When it comes to searching for potentially habitable places in our solar system, one of the top targets is Saturn’s moon Enceladus. From a distance, the moon appears to be slick and shiny, covered in a thick layer of ice. But scientists believe there is an ocean beneath this ice crust that could potentially be capable of supporting life.
One of Enceladus’s most intriguing features is the huge plumes of water that periodically erupt from its surface. They give evidence about what the ocean beneath the ice may be like, and by flying through these plumes and taking samples, the Cassini spacecraft was able to determine that the plumes had concentrations of dihydrogen, methane, and carbon dioxide. These chemicals are also found in the hydrothermal vents on Earth’s ocean floor — and as these vents are known to host life, scientists have wondered if Enceladus’s ocean might be able to as well.

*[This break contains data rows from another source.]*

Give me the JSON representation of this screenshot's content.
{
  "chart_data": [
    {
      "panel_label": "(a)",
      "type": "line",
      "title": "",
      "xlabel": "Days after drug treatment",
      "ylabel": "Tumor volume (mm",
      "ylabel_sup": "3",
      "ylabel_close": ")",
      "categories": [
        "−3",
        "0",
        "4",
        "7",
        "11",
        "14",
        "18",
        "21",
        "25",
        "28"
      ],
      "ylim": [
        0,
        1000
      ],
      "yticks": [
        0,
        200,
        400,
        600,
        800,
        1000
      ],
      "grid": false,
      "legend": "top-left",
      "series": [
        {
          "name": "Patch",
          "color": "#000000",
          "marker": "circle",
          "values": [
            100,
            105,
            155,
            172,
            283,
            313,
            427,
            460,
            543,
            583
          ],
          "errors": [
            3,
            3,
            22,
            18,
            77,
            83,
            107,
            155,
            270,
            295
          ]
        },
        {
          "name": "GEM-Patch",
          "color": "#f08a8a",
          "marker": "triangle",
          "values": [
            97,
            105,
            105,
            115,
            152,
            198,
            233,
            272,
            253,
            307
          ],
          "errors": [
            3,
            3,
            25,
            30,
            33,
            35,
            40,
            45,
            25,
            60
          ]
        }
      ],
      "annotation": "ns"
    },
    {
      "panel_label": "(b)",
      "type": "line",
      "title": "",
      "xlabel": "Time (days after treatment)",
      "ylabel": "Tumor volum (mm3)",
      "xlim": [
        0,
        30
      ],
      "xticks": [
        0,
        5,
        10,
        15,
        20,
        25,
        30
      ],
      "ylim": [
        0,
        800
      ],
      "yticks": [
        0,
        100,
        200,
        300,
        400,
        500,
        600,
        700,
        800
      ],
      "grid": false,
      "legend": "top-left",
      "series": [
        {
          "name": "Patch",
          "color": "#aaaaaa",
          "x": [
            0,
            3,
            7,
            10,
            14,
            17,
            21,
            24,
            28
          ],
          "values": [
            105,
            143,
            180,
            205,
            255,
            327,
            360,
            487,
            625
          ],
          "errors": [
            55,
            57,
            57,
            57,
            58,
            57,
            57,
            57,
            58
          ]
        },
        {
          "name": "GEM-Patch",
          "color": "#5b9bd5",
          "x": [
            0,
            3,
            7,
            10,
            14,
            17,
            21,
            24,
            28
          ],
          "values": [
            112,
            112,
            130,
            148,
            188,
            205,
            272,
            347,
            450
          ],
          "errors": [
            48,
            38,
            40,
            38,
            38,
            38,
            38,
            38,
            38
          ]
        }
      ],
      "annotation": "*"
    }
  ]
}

“We wanted to know: Could Earthlike microbes that ‘eat’ the dihydrogen and produce methane explain the surprisingly large amount of methane detected by Cassini?” said lead author of the study, Régis Ferrière, associate professor in the University of Arizona Department of Ecology and Evolutionary Biology. “Searching for such microbes, known as methanogens, at Enceladus’ seafloor would require extremely challenging deep-dive missions that are not in sight for several decades.”
As the researchers couldn’t send a mission there themselves, instead they used mathematical modeling to determine whether the conditions observed on Enceladus could be consistent with the presence of microbial life. They found that the data collected by Cassini could be explained by microbial vent activity similar to that on Earth’s ocean floor. Or it could be explained by a different process that doesn’t involve life — but it would have to be different from anything here on Earth.
So that doesn’t mean there is life on Enceladus, but it means that there could be. The current data shows a definite possibility that the ocean is habitable.
“Obviously, we are not concluding that life exists in Enceladus’ ocean,” Ferrière said. “Rather, we wanted to understand how likely it would be that Enceladus’ hydrothermal vents could be habitable to Earthlike microorganisms. Very likely, the Cassini data tell us, according to our models.”